We just completed orientation. We spent some time getting to know our classmates, learning where things are on campus, and listening to guest speakers from the community including alumni and representatives from professional organizations. But then it happened… class just started and I’m not sure I even realized it. It was just a very natural progression from orientation content to course content.
Expectations vs Reality
I mentioned in an earlier article that I started reading one of the textbooks over the summer. Looking back, I’m glad that I did. I assumed we would cover about one chapter a week, maybe two, especially given how dense the book is. Yet here we were in the first week diving directly into Chapter 8.
When I was reading ahead, Chapter 8 was one of the most difficult chapters I encountered; and now suddenly it’s entry level, week one material. But somehow having an instructor explain it in simpler terms than the textbook could, which seems to revel in complex formulas and various iterations of the same formula, the material didn’t seem so bad. I’m not saying that it was a cakewalk, but it was manageable and not as overwhelming as I feared it would be. Maybe I can do this.
The Age Factor
One of my friends asked how my first day went and then half kiddingly asked if I was the oldest student in class. For the most part I don’t feel out of place. But there are a few reminders of the age gap. For example, when someone was talking about being at a bar into the early hours of the morning, I realized that I had no desire to do the same. Been there. Done that.
I also looked around the classroom and noticed that there were probably only about two or three other people using a physical notebook. Everyone else was taking notes on a laptop. I can type faster than I can print, so why not? The notebook was just familiar I suppose…
The First Assignments
Along with the first day of class came the first few assignments. One is a fifteen-minute group presentation, which means I have some research and preparation to do.
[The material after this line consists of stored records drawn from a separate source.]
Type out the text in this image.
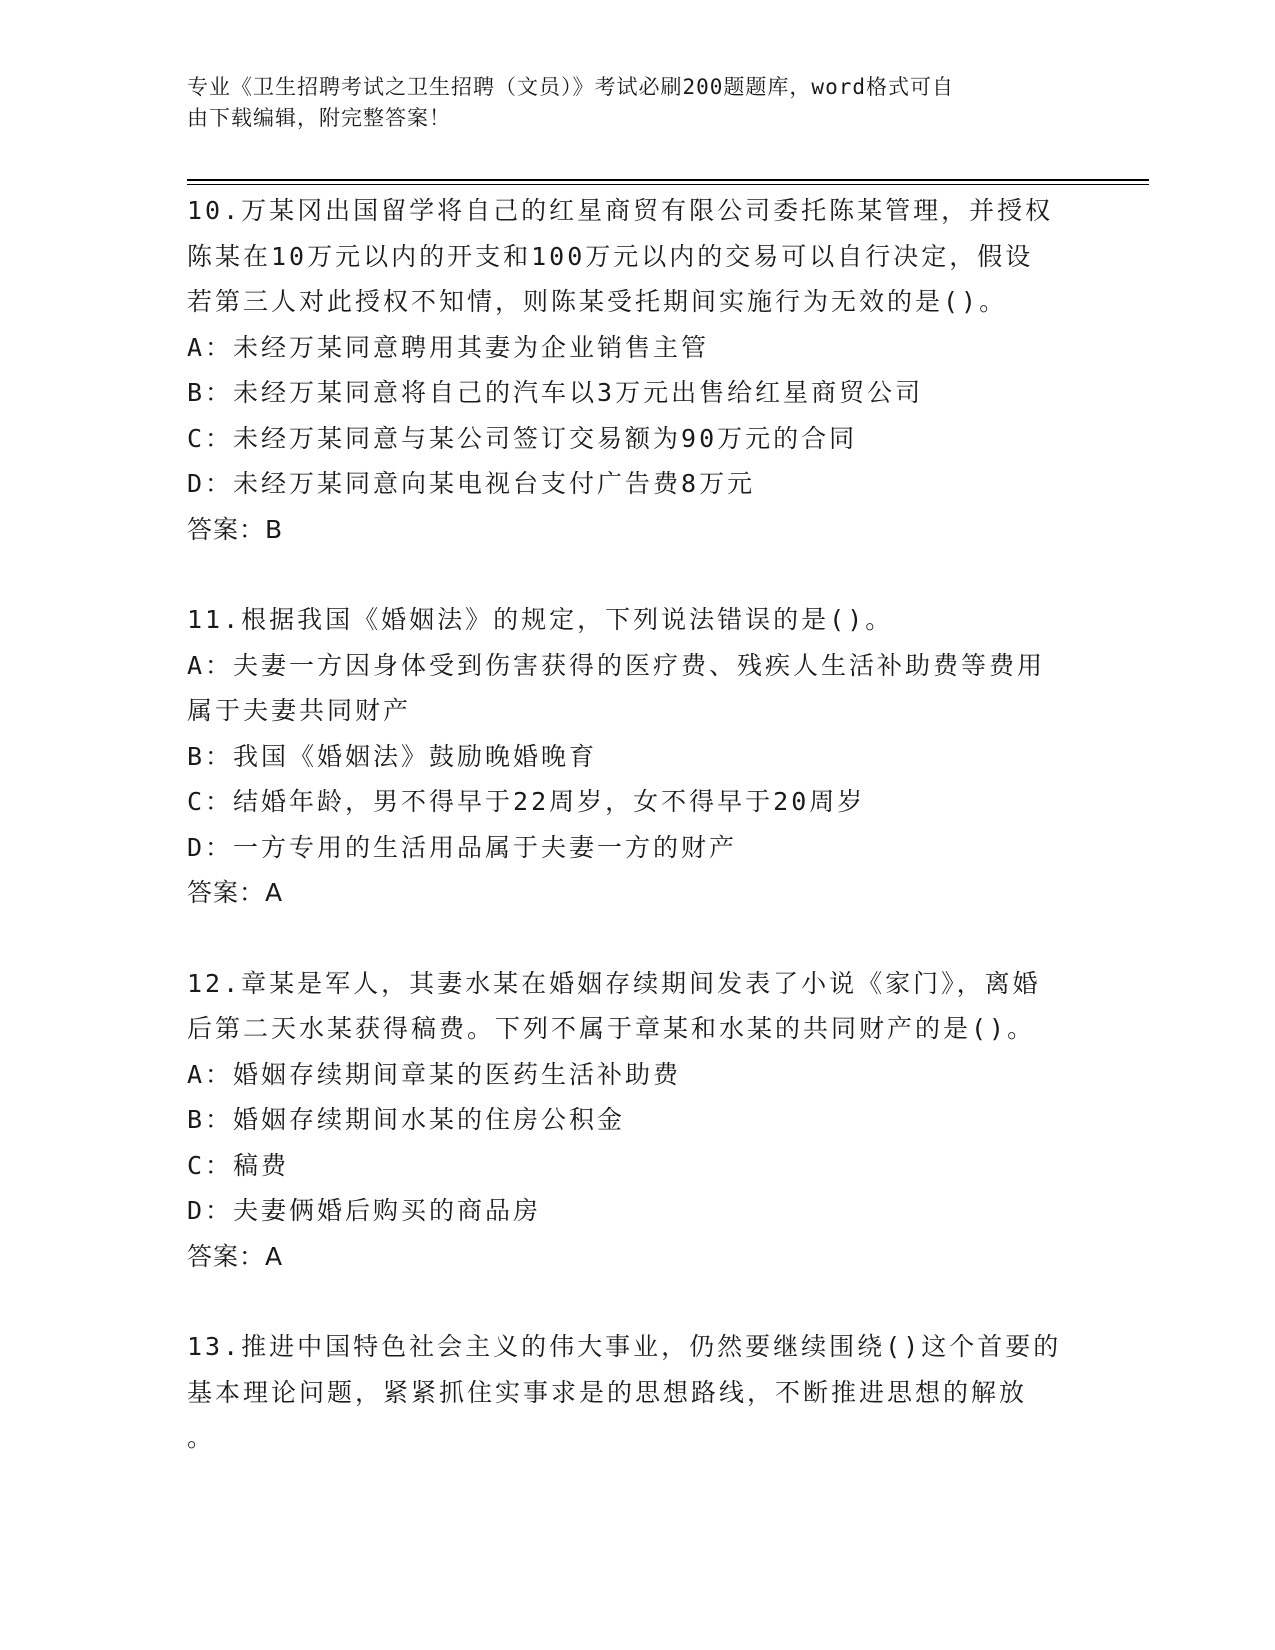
专业《卫生招聘考试之卫生招聘（文员）》考试必刷200题题库，word格式可自
由下载编辑，附完整答案！

10.万某冈出国留学将自己的红星商贸有限公司委托陈某管理，并授权

陈某在10万元以内的开支和100万元以内的交易可以自行决定，假设

若第三人对此授权不知情，则陈某受托期间实施行为无效的是()。

A：未经万某同意聘用其妻为企业销售主管

B：未经万某同意将自己的汽车以3万元出售给红星商贸公司

C：未经万某同意与某公司签订交易额为90万元的合同

D：未经万某同意向某电视台支付广告费8万元

答案：B

11.根据我国《婚姻法》的规定，下列说法错误的是()。

A：夫妻一方因身体受到伤害获得的医疗费、残疾人生活补助费等费用

属于夫妻共同财产

B：我国《婚姻法》鼓励晚婚晚育

C：结婚年龄，男不得早于22周岁，女不得早于20周岁

D：一方专用的生活用品属于夫妻一方的财产

答案：A

12.章某是军人，其妻水某在婚姻存续期间发表了小说《家门》，离婚

后第二天水某获得稿费。下列不属于章某和水某的共同财产的是()。

A：婚姻存续期间章某的医药生活补助费

B：婚姻存续期间水某的住房公积金

C：稿费

D：夫妻俩婚后购买的商品房

答案：A

13.推进中国特色社会主义的伟大事业，仍然要继续围绕()这个首要的

基本理论问题，紧紧抓住实事求是的思想路线，不断推进思想的解放

。
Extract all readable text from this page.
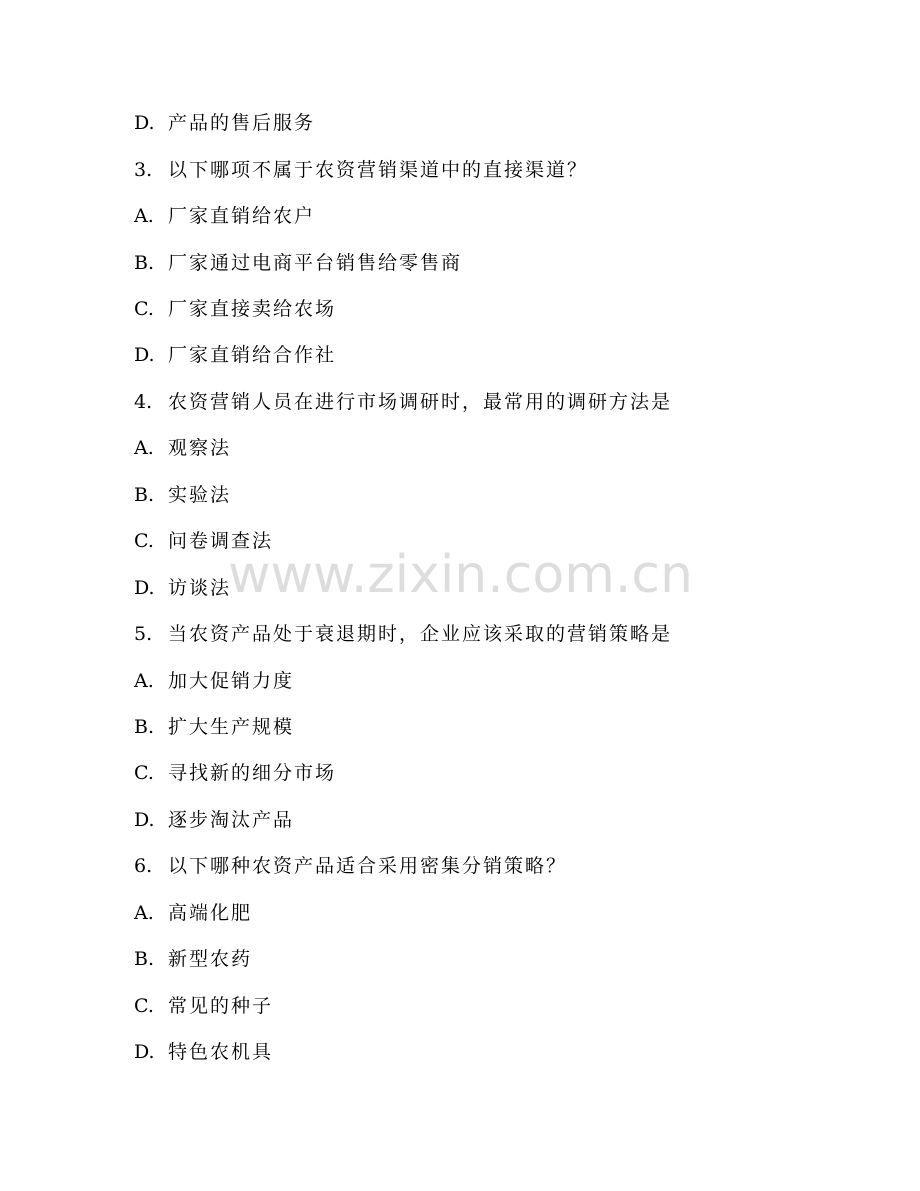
D. 产品的售后服务
3. 以下哪项不属于农资营销渠道中的直接渠道？
A. 厂家直销给农户
B. 厂家通过电商平台销售给零售商
C. 厂家直接卖给农场
D. 厂家直销给合作社
4. 农资营销人员在进行市场调研时，最常用的调研方法是
A. 观察法
B. 实验法
C. 问卷调查法
D. 访谈法
5. 当农资产品处于衰退期时，企业应该采取的营销策略是
A. 加大促销力度
B. 扩大生产规模
C. 寻找新的细分市场
D. 逐步淘汰产品
6. 以下哪种农资产品适合采用密集分销策略？
A. 高端化肥
B. 新型农药
C. 常见的种子
D. 特色农机具
www.zixin.com.cn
It feels like a sort of pre-test as we were given little instruction other than to do what we can and not to worry. My impression is that the professor wants to get a feel for where we’re coming from and where our current skills levels are.
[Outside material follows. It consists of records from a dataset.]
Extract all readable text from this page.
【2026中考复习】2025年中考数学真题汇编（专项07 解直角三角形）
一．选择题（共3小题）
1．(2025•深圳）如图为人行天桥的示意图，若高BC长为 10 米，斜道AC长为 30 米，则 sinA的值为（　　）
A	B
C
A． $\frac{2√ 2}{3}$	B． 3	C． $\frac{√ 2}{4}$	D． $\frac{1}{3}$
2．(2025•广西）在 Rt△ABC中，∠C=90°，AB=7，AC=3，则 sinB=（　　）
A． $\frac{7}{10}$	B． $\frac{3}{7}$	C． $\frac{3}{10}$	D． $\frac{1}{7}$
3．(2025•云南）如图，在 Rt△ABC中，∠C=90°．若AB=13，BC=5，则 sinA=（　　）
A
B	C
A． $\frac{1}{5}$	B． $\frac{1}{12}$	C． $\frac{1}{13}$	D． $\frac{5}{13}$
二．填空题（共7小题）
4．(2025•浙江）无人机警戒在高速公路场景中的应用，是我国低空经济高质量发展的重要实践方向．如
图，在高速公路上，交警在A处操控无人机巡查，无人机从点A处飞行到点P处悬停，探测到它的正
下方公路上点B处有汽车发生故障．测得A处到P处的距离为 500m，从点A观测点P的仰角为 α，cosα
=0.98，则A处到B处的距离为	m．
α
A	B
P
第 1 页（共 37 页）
Another assignment involves the aforementioned Chapter 8 material and specifically some basic financial concepts. It a series of questions that involve present value, future value, and interest rates. Had I not taken the finance course over the summer, read ahead, or had the instructor explain in class how to work through the problems in a clear and simple manner, I have no doubt that I would already be lost. Instead, I’m slowly working my way through the questions. I know that they’re not difficult, but it’s still new to me and I’m learning that you have to be very deliberate and meticulous with these types of questions to make sure that every variable in considered. So long as you don’t overlook something, getting the right answer shouldn’t be too hard. Hopefully with practice I’ll get a little quicker too.
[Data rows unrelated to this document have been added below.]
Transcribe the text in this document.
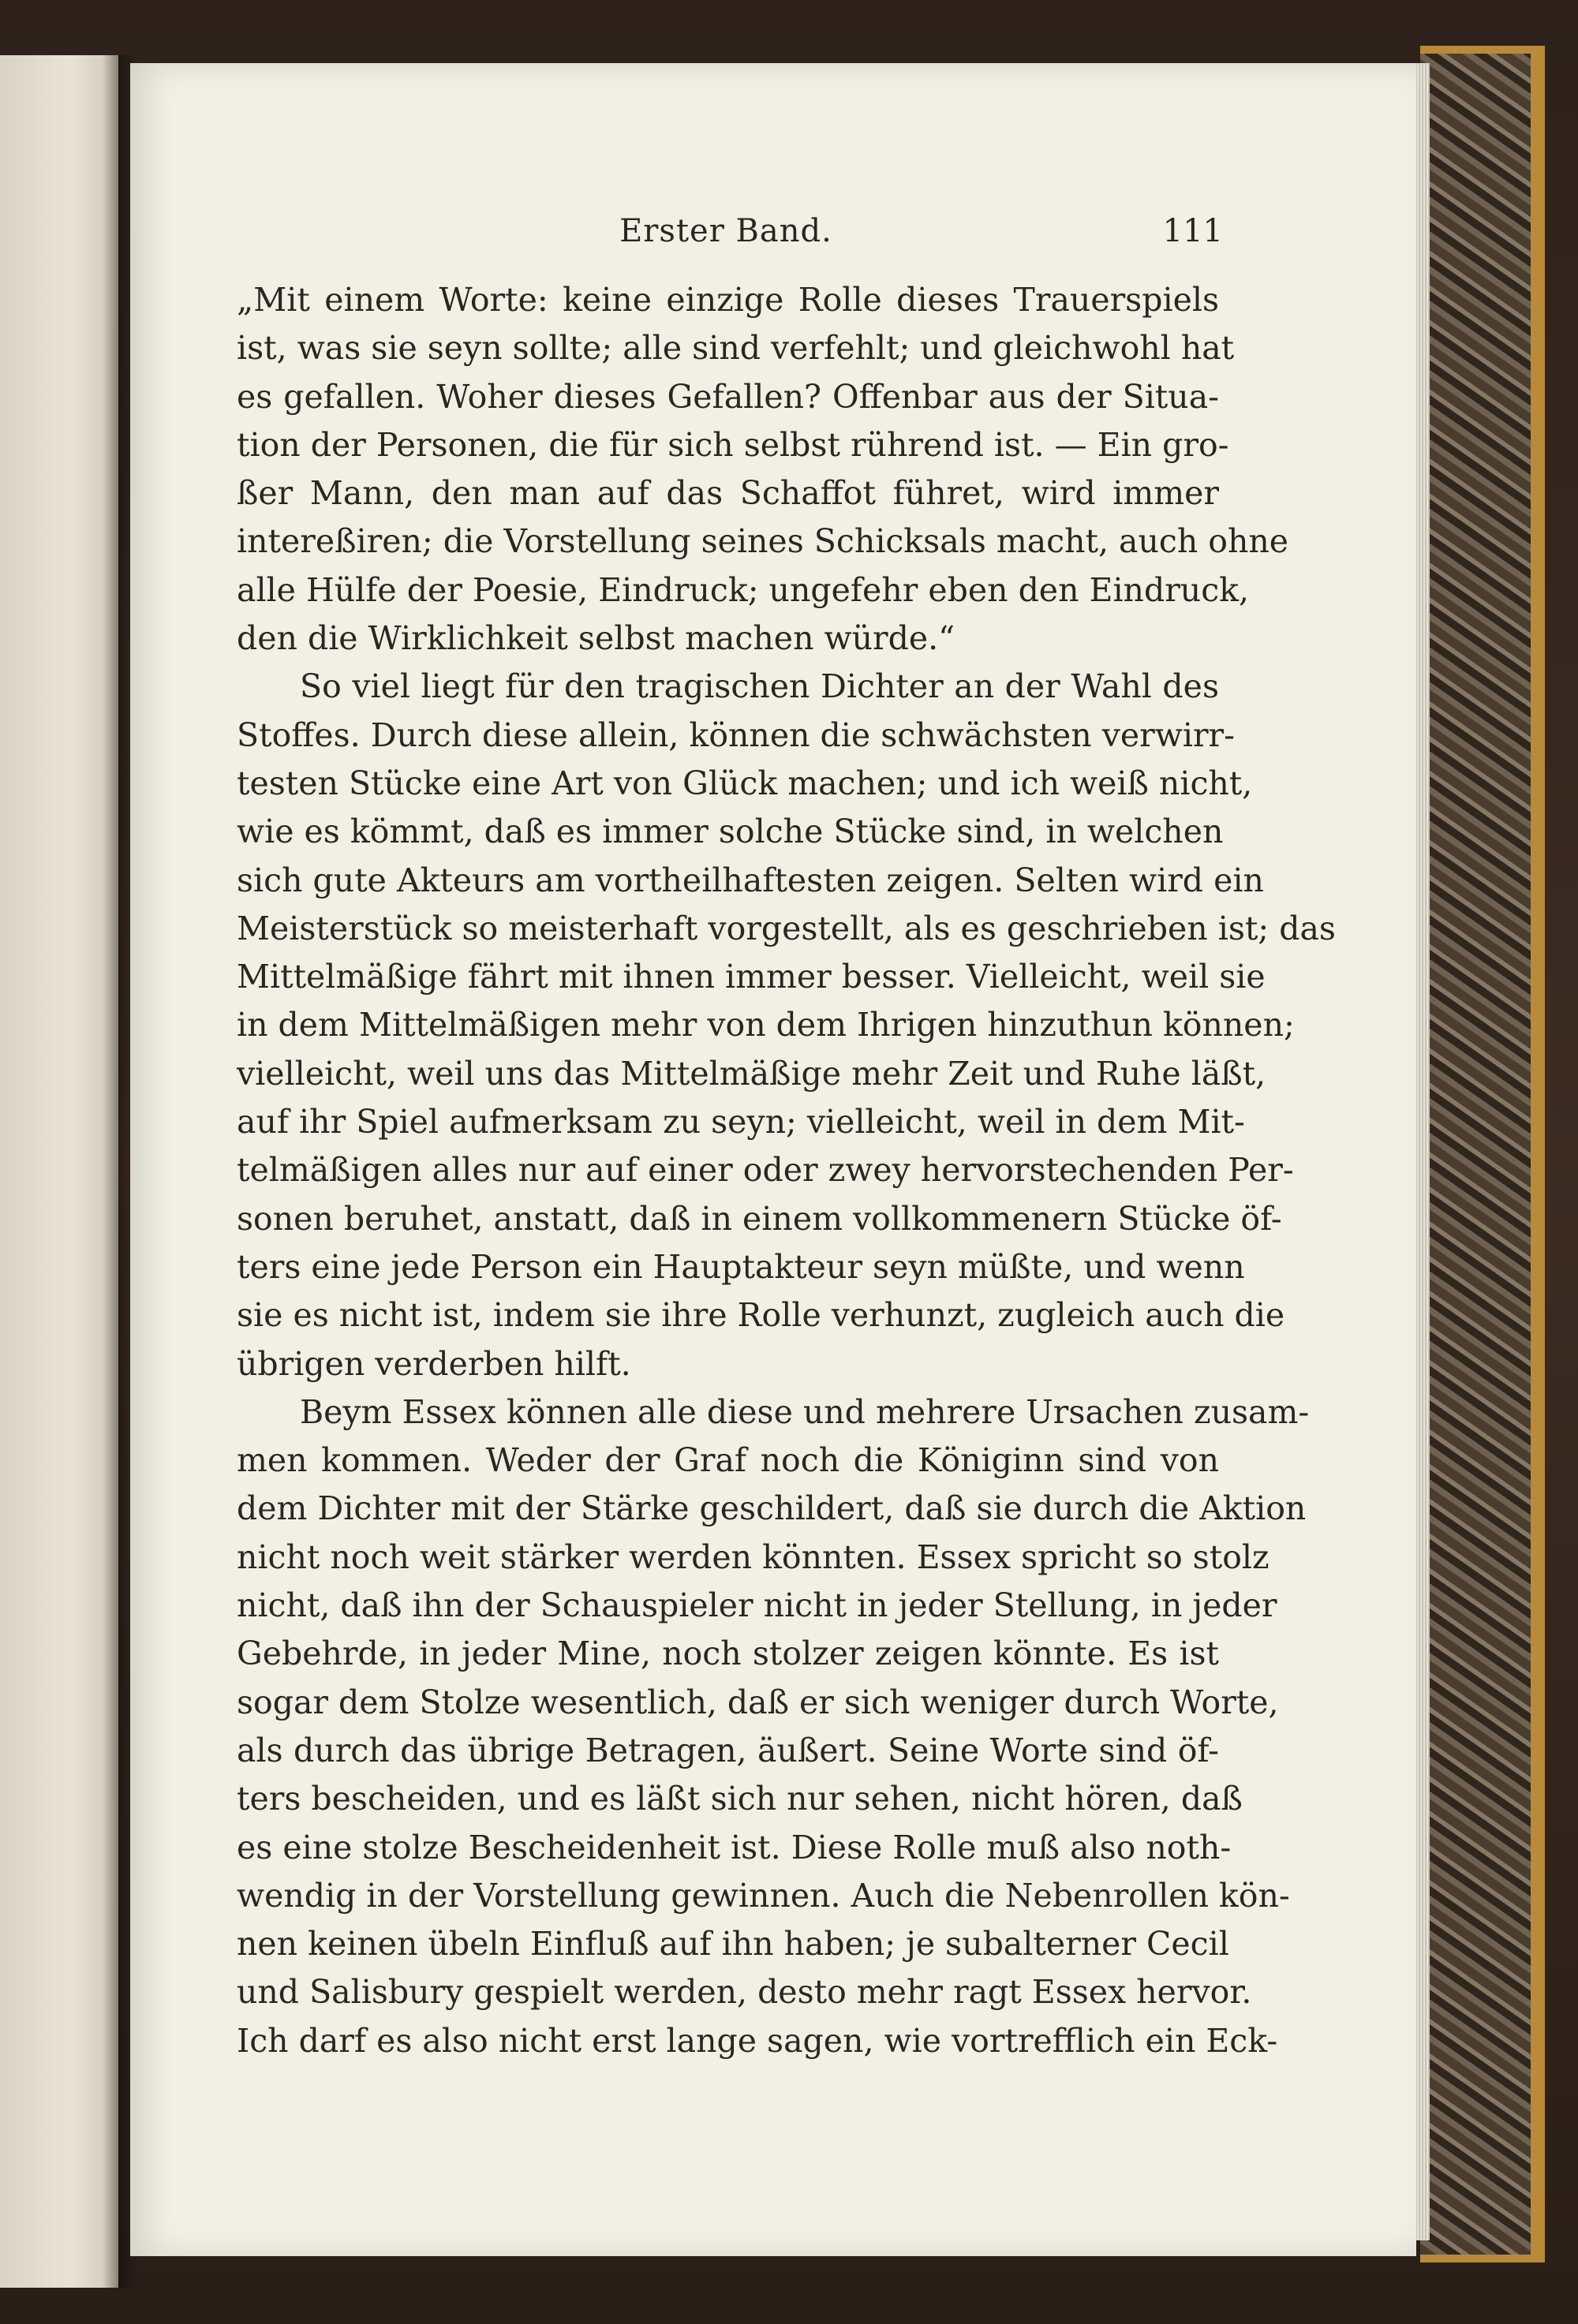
Erster Band.	111
„Mit einem Worte: keine einzige Rolle dieses Trauerspiels
ist, was sie seyn sollte; alle sind verfehlt; und gleichwohl hat
es gefallen. Woher dieses Gefallen? Offenbar aus der Situa-
tion der Personen, die für sich selbst rührend ist. — Ein gro-
ßer Mann, den man auf das Schaffot führet, wird immer
intereßiren; die Vorstellung seines Schicksals macht, auch ohne
alle Hülfe der Poesie, Eindruck; ungefehr eben den Eindruck,
den die Wirklichkeit selbst machen würde.“
So viel liegt für den tragischen Dichter an der Wahl des
Stoffes. Durch diese allein, können die schwächsten verwirr-
testen Stücke eine Art von Glück machen; und ich weiß nicht,
wie es kömmt, daß es immer solche Stücke sind, in welchen
sich gute Akteurs am vortheilhaftesten zeigen. Selten wird ein
Meisterstück so meisterhaft vorgestellt, als es geschrieben ist; das
Mittelmäßige fährt mit ihnen immer besser. Vielleicht, weil sie
in dem Mittelmäßigen mehr von dem Ihrigen hinzuthun können;
vielleicht, weil uns das Mittelmäßige mehr Zeit und Ruhe läßt,
auf ihr Spiel aufmerksam zu seyn; vielleicht, weil in dem Mit-
telmäßigen alles nur auf einer oder zwey hervorstechenden Per-
sonen beruhet, anstatt, daß in einem vollkommenern Stücke öf-
ters eine jede Person ein Hauptakteur seyn müßte, und wenn
sie es nicht ist, indem sie ihre Rolle verhunzt, zugleich auch die
übrigen verderben hilft.
Beym Essex können alle diese und mehrere Ursachen zusam-
men kommen. Weder der Graf noch die Königinn sind von
dem Dichter mit der Stärke geschildert, daß sie durch die Aktion
nicht noch weit stärker werden könnten. Essex spricht so stolz
nicht, daß ihn der Schauspieler nicht in jeder Stellung, in jeder
Gebehrde, in jeder Mine, noch stolzer zeigen könnte. Es ist
sogar dem Stolze wesentlich, daß er sich weniger durch Worte,
als durch das übrige Betragen, äußert. Seine Worte sind öf-
ters bescheiden, und es läßt sich nur sehen, nicht hören, daß
es eine stolze Bescheidenheit ist. Diese Rolle muß also noth-
wendig in der Vorstellung gewinnen. Auch die Nebenrollen kön-
nen keinen übeln Einfluß auf ihn haben; je subalterner Cecil
und Salisbury gespielt werden, desto mehr ragt Essex hervor.
Ich darf es also nicht erst lange sagen, wie vortrefflich ein Eck-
Since my first assignment involved present value and future value, I thought it might be interesting to mention a nuance I found interesting.
First, for context, I should explain that the idea behind present and future values is basically that money today is worth more than that same amount of money tomorrow because things can happen between now and then (e.g., you could lend it to someone who doesn’t pay you back). Thus, you need to financially motivate someone to wait to receive money that they could otherwise have today.
If you offered me $100 today or $100 next year, I’d take it today. But if you gave me $110 next year then maybe it would be worth the wait. That said, if you gave me $10,000 next year I would definitely wait. But if you offered $100.05 next year I would definitely not wait. In theory there’s a certain amount where a person would be indifferent, where it wouldn’t matter whether you receive the money today or a year from now. That amount, expressed as a percentage, is effectively an interest rate, and we can use that interest rate to determine what $10, $10,000, or any other amount today would we worth at some future date.
What I found interesting is how when you input the information into a computer that it considers one of the amounts (the present value or the future value) to be positive and one to be negative. Initially one might assume that $100 turning into $110 is just two positives, but mathematically from a finance perspective, it’s not.
As an example, if I invested $100 today that would be a negative present value because I’m paying or giving up that $100 today in order to obtain a positive future value of $110 next year. Alternatively, you could consider the problem from the perspective of the person or company accepting my investment. They’re gaining a positive present value of $100 today and have to pay out $110 next year (i.e., they have a negative future value).
Another way to think of it is that one is an asset and one is a liability. When you loan out money expecting more in return, someone has to pay that interest. When you lose money on a stock, someone else makes a profit. It makes sense when you think about it. I just never thought about it in finance terminology before.